The Obama administration has done nothing to alleviate the staggering level of suffering faced by millions of workers revealed in these reports. At every turn, Obama, who ran a cynical presidential campaign as the candidate of “change,” has continued and expanded on the reactionary policies of the Bush administration and has consistently lined up on the side of big business at the expense of workers.

As corporations have sought to exploit the economic crisis by assaulting the living standards of workers in order to secure higher profits and productivity, they have done so either with the support of the Obama administration or by following its lead.

While Obama has spared no expense in bailing out the banks, funneling trillions of dollars from the national treasury into the coffers of Wall Street executives, workers are told to tighten their belts and accept new austerity measures, including a three-year freeze on segments of social spending.

With millions desperate for work, Obama’s stimulus plan to “create or save” millions of jobs has proven a farce. The White House claimed in 2009 that the American Recovery and Reinvestment Act would create 3.5 million jobs in two years. Even according to its own accounting, which is highly unreliable, only between 600,000 and 1.6 million jobs have been created or saved. Even if one were to accept the White House figures, this would be a paltry answer to a crisis that has seen 15 million Americans become jobless.

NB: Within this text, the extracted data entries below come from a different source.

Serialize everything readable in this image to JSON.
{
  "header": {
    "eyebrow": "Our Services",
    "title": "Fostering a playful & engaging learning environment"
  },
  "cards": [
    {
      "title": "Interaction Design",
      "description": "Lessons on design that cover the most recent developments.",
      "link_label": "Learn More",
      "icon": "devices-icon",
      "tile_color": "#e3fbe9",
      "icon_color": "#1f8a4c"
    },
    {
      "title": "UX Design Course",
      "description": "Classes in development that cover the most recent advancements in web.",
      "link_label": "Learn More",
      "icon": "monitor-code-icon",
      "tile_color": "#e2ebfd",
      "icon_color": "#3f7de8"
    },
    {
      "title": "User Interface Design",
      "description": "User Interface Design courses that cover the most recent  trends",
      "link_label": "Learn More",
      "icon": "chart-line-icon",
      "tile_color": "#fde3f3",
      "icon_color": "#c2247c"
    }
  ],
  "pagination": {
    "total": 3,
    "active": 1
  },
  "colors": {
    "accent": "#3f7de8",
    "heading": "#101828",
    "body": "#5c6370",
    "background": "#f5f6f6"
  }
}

Though he is currently attempting to pass himself off as a populist, anti-Wall Street politician in reaction to the Democratic Party’s defeat in the Massachusetts senatorial election, the reality of the true class interests defended by Obama have once again been laid bare by Feeding America’s investigation into hunger in the United States. It is a devastating exposure of the level of suffering inflicted on working people at the expense of corporate profits.